Going back to Martian Successor Nadesico seven years after seeing it for the first time has been an interesting experience. While I had enjoyed it at times during that first viewing, it left me feeling somewhat off about it and disliking a lot of the Gekigangar 3 elements. In the time since then, I've seen a lot more anime and a lot more older shows such as Gatchaman which helps to reconnect some of the lines to this series. Going back into it, things I had missed before are now more apparent and my appreciation has grown considerably because of it. The entire Gekigangar 3 aspect of the series has more appeal and it makes more sense when looked at in total.

The other really nice change is that in a way it's my first time seeing parts of the series since it doesn’t feature the video overlays that were being used back in those days. So much of the text, more early on than later on, was "covered" up by English language translations that sometimes worked and sometimes didn't. Getting to finally see the show in its clean and original form, sans part of the opening sequence with the logo, is one of the things that made it worthwhile to dabble in the show again. Some series require a good deal of time before I can see it again and Nadesico just hit that mark with the seven year difference since finishing it off the first time.

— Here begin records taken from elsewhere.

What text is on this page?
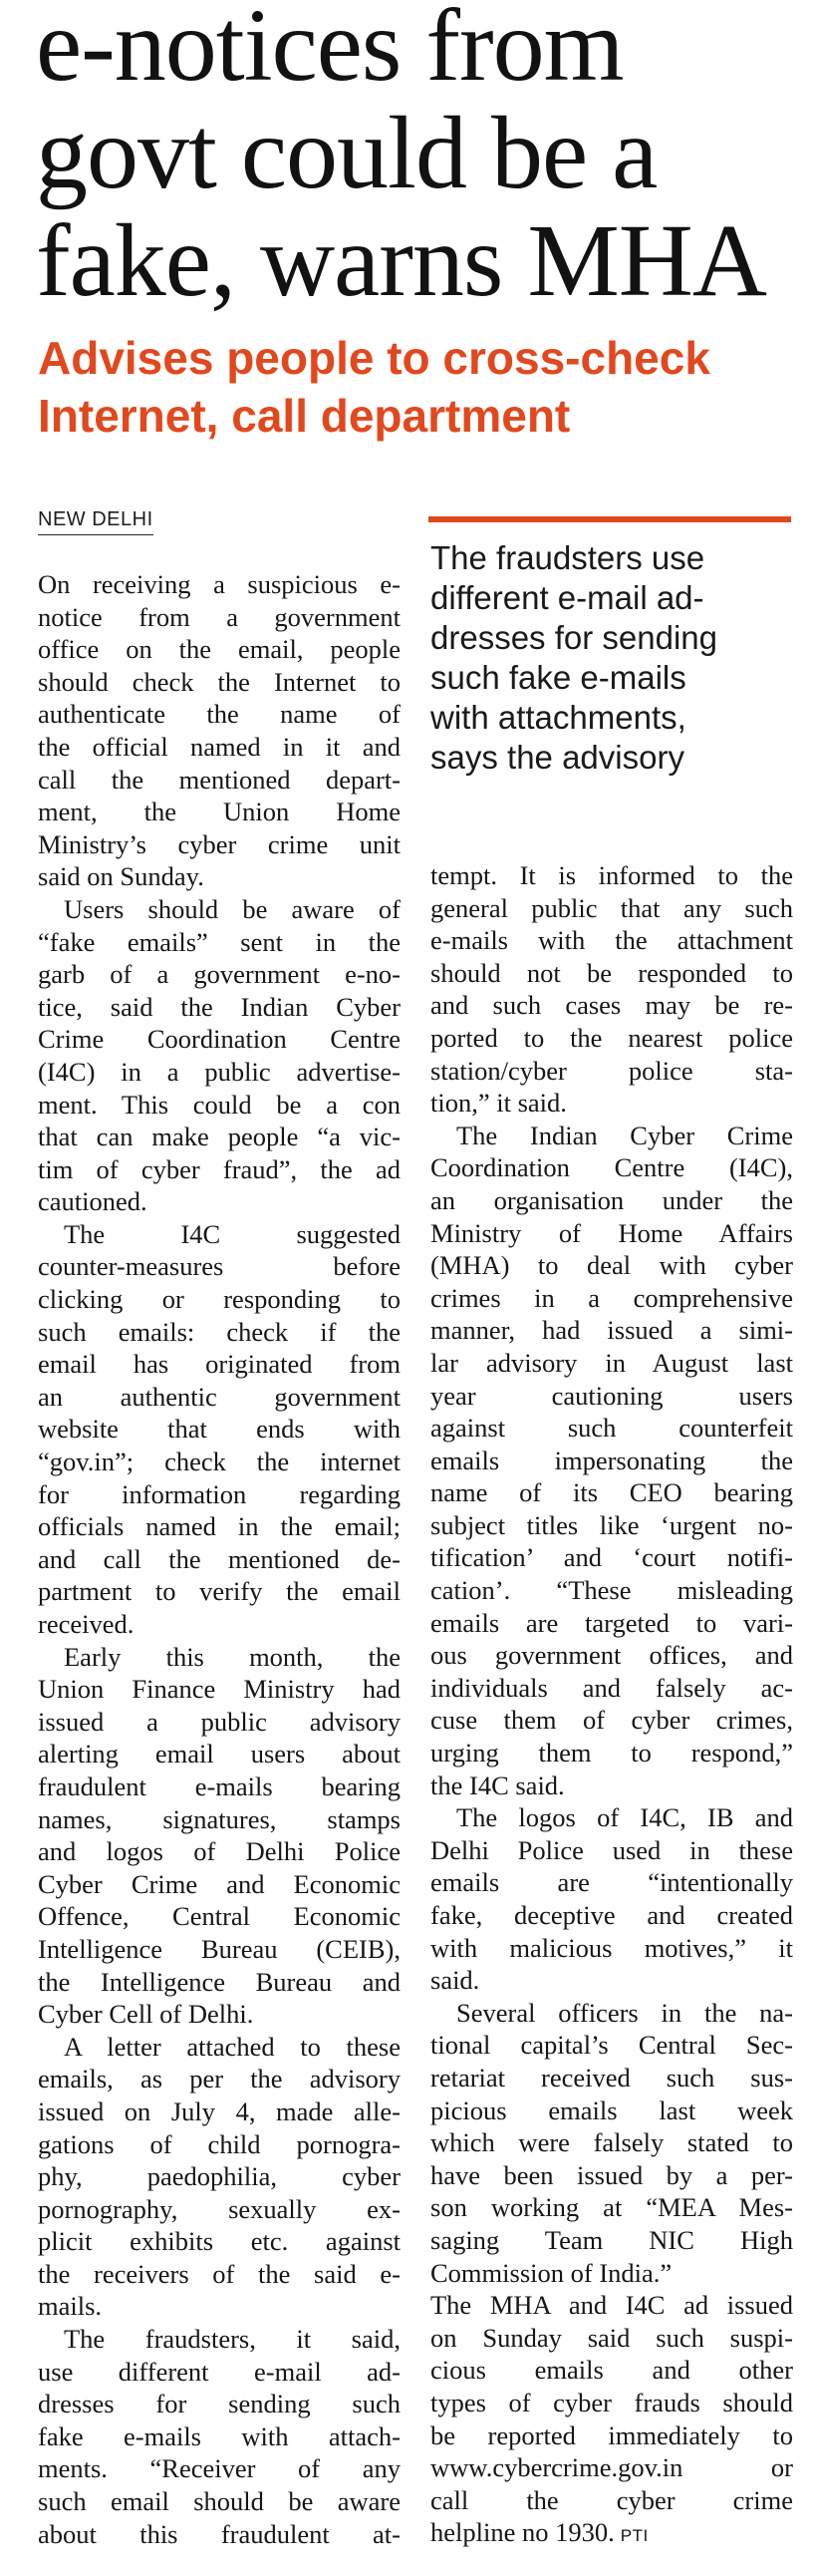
e-notices from
govt could be a
fake, warns MHA
Advises people to cross-check
Internet, call department
NEW DELHI
The fraudsters use
different e-mail ad-
dresses for sending
such fake e-mails
with attachments,
says the advisory
On receiving a suspicious e-
notice from a government
office on the email, people
should check the Internet to
authenticate the name of
the official named in it and
call the mentioned depart-
ment, the Union Home
Ministry’s cyber crime unit
said on Sunday.
Users should be aware of
“fake emails” sent in the
garb of a government e-no-
tice, said the Indian Cyber
Crime Coordination Centre
(I4C) in a public advertise-
ment. This could be a con
that can make people “a vic-
tim of cyber fraud”, the ad
cautioned.
The I4C suggested
counter-measures before
clicking or responding to
such emails: check if the
email has originated from
an authentic government
website that ends with
“gov.in”; check the internet
for information regarding
officials named in the email;
and call the mentioned de-
partment to verify the email
received.
Early this month, the
Union Finance Ministry had
issued a public advisory
alerting email users about
fraudulent e-mails bearing
names, signatures, stamps
and logos of Delhi Police
Cyber Crime and Economic
Offence, Central Economic
Intelligence Bureau (CEIB),
the Intelligence Bureau and
Cyber Cell of Delhi.
A letter attached to these
emails, as per the advisory
issued on July 4, made alle-
gations of child pornogra-
phy, paedophilia, cyber
pornography, sexually ex-
plicit exhibits etc. against
the receivers of the said e-
mails.
The fraudsters, it said,
use different e-mail ad-
dresses for sending such
fake e-mails with attach-
ments. “Receiver of any
such email should be aware
about this fraudulent at-
tempt. It is informed to the
general public that any such
e-mails with the attachment
should not be responded to
and such cases may be re-
ported to the nearest police
station/cyber police sta-
tion,” it said.
The Indian Cyber Crime
Coordination Centre (I4C),
an organisation under the
Ministry of Home Affairs
(MHA) to deal with cyber
crimes in a comprehensive
manner, had issued a simi-
lar advisory in August last
year cautioning users
against such counterfeit
emails impersonating the
name of its CEO bearing
subject titles like ‘urgent no-
tification’ and ‘court notifi-
cation’. “These misleading
emails are targeted to vari-
ous government offices, and
individuals and falsely ac-
cuse them of cyber crimes,
urging them to respond,”
the I4C said.
The logos of I4C, IB and
Delhi Police used in these
emails are “intentionally
fake, deceptive and created
with malicious motives,” it
said.
Several officers in the na-
tional capital’s Central Sec-
retariat received such sus-
picious emails last week
which were falsely stated to
have been issued by a per-
son working at “MEA Mes-
saging Team NIC High
Commission of India.”
The MHA and I4C ad issued
on Sunday said such suspi-
cious emails and other
types of cyber frauds should
be reported immediately to
www.cybercrime.gov.in or
call the cyber crime
helpline no 1930. PTI
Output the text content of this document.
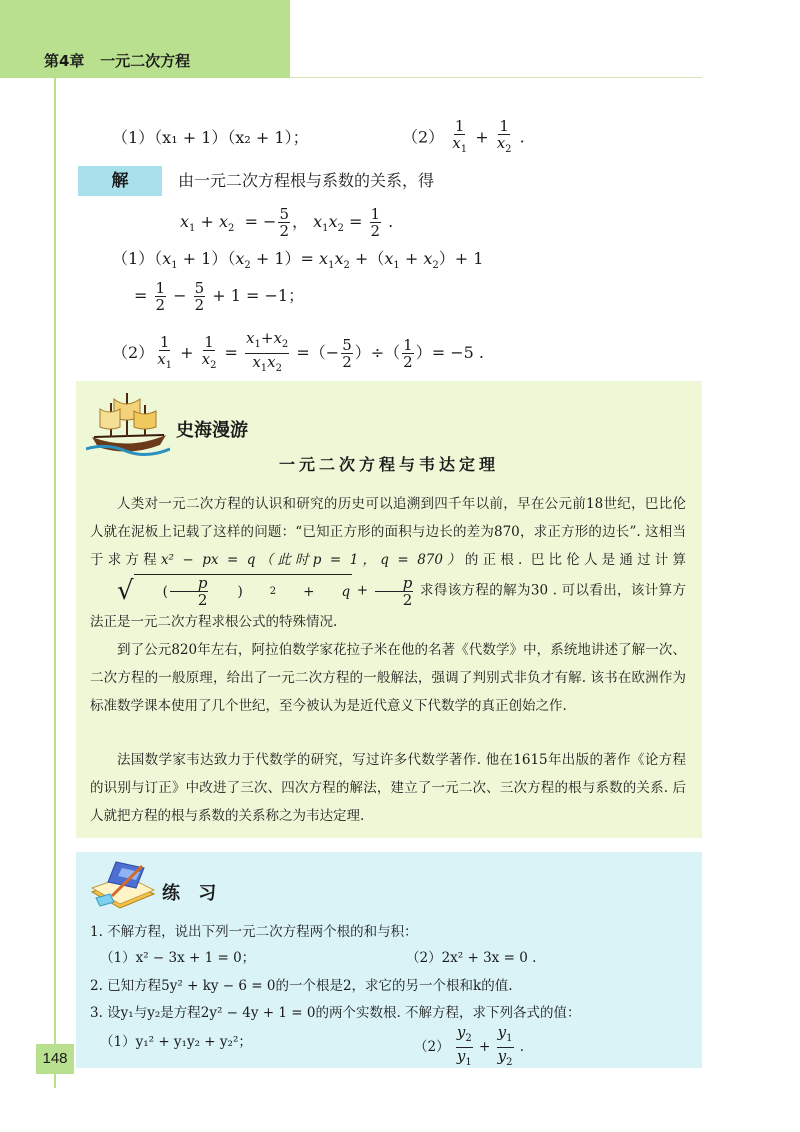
第4章 一元二次方程
（1）（x₁ + 1）（x₂ + 1）；	$(2) \frac{1}{x_1} + \frac{1}{x_2}$ .
解	由一元二次方程根与系数的关系，得
$x_1 + x_2$  = − $\frac{5}{2}$ ， $x_1x_2 = \frac{1}{2}$ .
$(1)(x_1 + 1)(x_2 + 1)= x_1x_2 +(x_1 + x_2)+ 1$
= $\frac{1}{2} - \frac{5}{2} + 1 = -1$；
$(2) \frac{1}{x_1} + \frac{1}{x_2} = \frac{x_1+x_2}{x_1x_2}$ =（− $\frac{5}{2}$ ）÷（ $\frac{1}{2}$ ）= −5 .
史海漫游
一元二次方程与韦达定理

人类对一元二次方程的认识和研究的历史可以追溯到四千年以前，早在公元前18世纪，巴比伦人就在泥板上记载了这样的问题：“已知正方形的面积与边长的差为870，求正方形的边长”. 这相当于求方程x² − px = q（此时p = 1，q = 870）的正根. 巴比伦人是通过计算
√	( $\frac{p}{2}$ )	2 +	$q + \frac{p}{2}$ 求得该方程的解为30 . 可以看出，该计算方法正是一元二次方程求根公式的特殊情况.

到了公元820年左右，阿拉伯数学家花拉子米在他的名著《代数学》中，系统地讲述了解一次、二次方程的一般原理，给出了一元二次方程的一般解法，强调了判别式非负才有解. 该书在欧洲作为标准数学课本使用了几个世纪，至今被认为是近代意义下代数学的真正创始之作.

法国数学家韦达致力于代数学的研究，写过许多代数学著作. 他在1615年出版的著作《论方程的识别与订正》中改进了三次、四次方程的解法，建立了一元二次、三次方程的根与系数的关系. 后人就把方程的根与系数的关系称之为韦达定理.

练 习
1. 不解方程，说出下列一元二次方程两个根的和与积：
（1）x² − 3x + 1 = 0；	（2）2x² + 3x = 0 .
2. 已知方程5y² + ky − 6 = 0的一个根是2，求它的另一个根和k的值.
3. 设y₁与y₂是方程2y² − 4y + 1 = 0的两个实数根. 不解方程，求下列各式的值：
（1）y₁² + y₁y₂ + y₂²；	$(2) \frac{y_2}{y_1} + \frac{y_1}{y_2}$ .
148
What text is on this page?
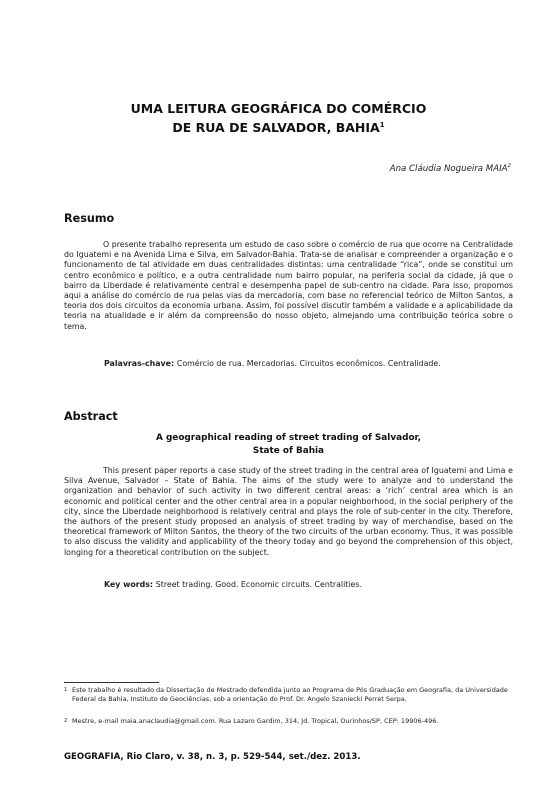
UMA LEITURA GEOGRÁFICA DO COMÉRCIO
DE RUA DE SALVADOR, BAHIA$^1$
Ana Cláudia Nogueira MAIA$^2$
Resumo
O presente trabalho representa um estudo de caso sobre o comércio de rua que ocorre na Centralidade do Iguatemi e na Avenida Lima e Silva, em Salvador-Bahia. Trata-se de analisar e compreender a organização e o funcionamento de tal atividade em duas centralidades distintas: uma centralidade “rica”, onde se constitui um centro econômico e político, e a outra centralidade num bairro popular, na periferia social da cidade, já que o bairro da Liberdade é relativamente central e desempenha papel de sub-centro na cidade. Para isso, propomos aqui a análise do comércio de rua pelas vias da mercadoria, com base no referencial teórico de Milton Santos, a teoria dos dois circuitos da economia urbana. Assim, foi possível discutir também a validade e a aplicabilidade da teoria na atualidade e ir além da compreensão do nosso objeto, almejando uma contribuição teórica sobre o tema.
Palavras-chave: Comércio de rua. Mercadorias. Circuitos econômicos. Centralidade.
Abstract
A geographical reading of street trading of Salvador,
State of Bahia
This present paper reports a case study of the street trading in the central area of Iguatemi and Lima e Silva Avenue, Salvador – State of Bahia. The aims of the study were to analyze and to understand the organization and behavior of such activity in two different central areas: a ‘rich’ central area which is an economic and political center and the other central area in a popular neighborhood, in the social periphery of the city, since the Liberdade neighborhood is relatively central and plays the role of sub-center in the city. Therefore, the authors of the present study proposed an analysis of street trading by way of merchandise, based on the theoretical framework of Milton Santos, the theory of the two circuits of the urban economy. Thus, it was possible to also discuss the validity and applicability of the theory today and go beyond the comprehension of this object, longing for a theoretical contribution on the subject.
Key words: Street trading. Good. Economic circuits. Centralities.
1 Este trabalho é resultado da Dissertação de Mestrado defendida junto ao Programa de Pós Graduação em Geografia, da Universidade Federal da Bahia, Instituto de Geociências, sob a orientação do Prof. Dr. Angelo Szaniecki Perret Serpa.
2 Mestre, e-mail maia.anaclaudia@gmail.com. Rua Lazaro Gardim, 314, Jd. Tropical, Ourinhos/SP, CEP: 19906-496.
GEOGRAFIA, Rio Claro, v. 38, n. 3, p. 529-544, set./dez. 2013.
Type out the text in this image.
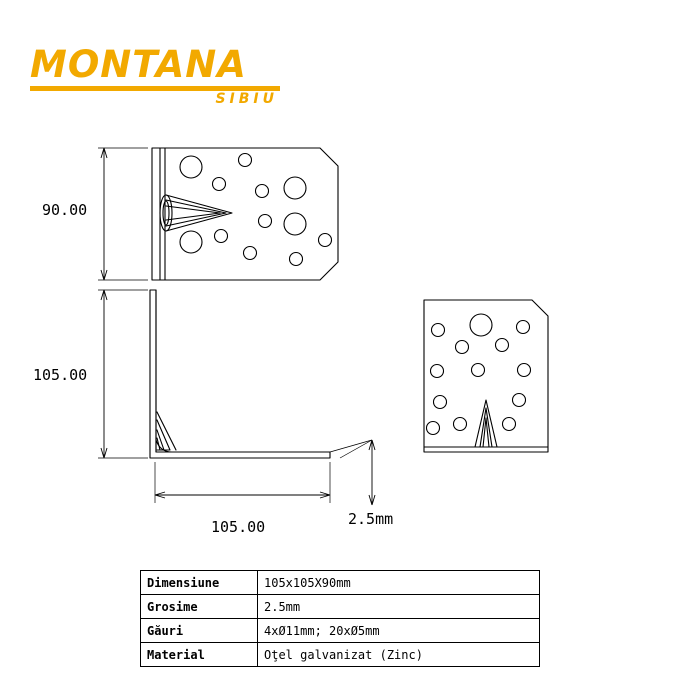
MONTANA
SIBIU
90.00
105.00
105.00	2.5mm
Dimensiune	105x105X90mm
Grosime	2.5mm
Găuri	4xØ11mm; 20xØ5mm
Material	Oţel galvanizat (Zinc)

It's not all coming up roses though as there are certainly flaws to be had with the series. The harem aspect of it bothers me still but it does feel more restrained in this viewing than back in 2000. So many shows have gone so much further over the top that it feels quaint in a lot of ways. The show also does feel like it was trying to ape aspects of Evangelion as well with the way it brings text onto the screen, giving lots of military jargon and doing quick cuts to lots of fancy military equipment and settings. The part that is still the weakest though is the ending. In viewing the series again, I had found the show as a whole clicking very well up until I got to the last few minutes of the last episode. Once the credits finished out, I simply felt like it was a copout ending and one that pretty much cheated the viewer of any kind of real resolution. This isn't new and there are plenty of shows where the journey is far better than the destination. Nadesico simply fails in this area though and it left me not wanting to really think about it any more than I had to as it was just disappointing all around.

In Summary:
Martian Successor Nadesico was a difficult show to get through at times when I first saw it, but I had liked a number of aspects of it. This return to it was one that I wasn't intending to make, but circumstances had me putting it into the player and marathoning it over four days. While my appreciation of the show overall has grown as my exposure to more shows and more history has occurred, the series suffers from a really bad ending. It's a rare show that can go from a strong and engaging final episode to leaving me feeling like it's an utter copout with only two minutes of story left. As a whole, Nadesico is a fun show that blends a lot of genres together well and works today even if it feels a bit quaint in comparison to what comes out today. This collection firmly serves as the definitive western release of it and is one that is very easy to recommend to people who want to sample one of the bigger titles of the mid nineties.

Japanese 2.0 Language,English 2.0 Language,English Subtitles,Commentary Tracks, Character Profiles, Clean Opening Animation, Clean Closing Animation

Review Equipment
Sony KDS-R70XBR2 70" LCoS 1080P HDTV, Sony PlayStation3 Blu-ray player via HDMI set to 1080p, Onkyo TX-SR605 Receiver and Panasonic SB-TP20S Multi-Channel Speaker System With 100-Watt Subwoofer.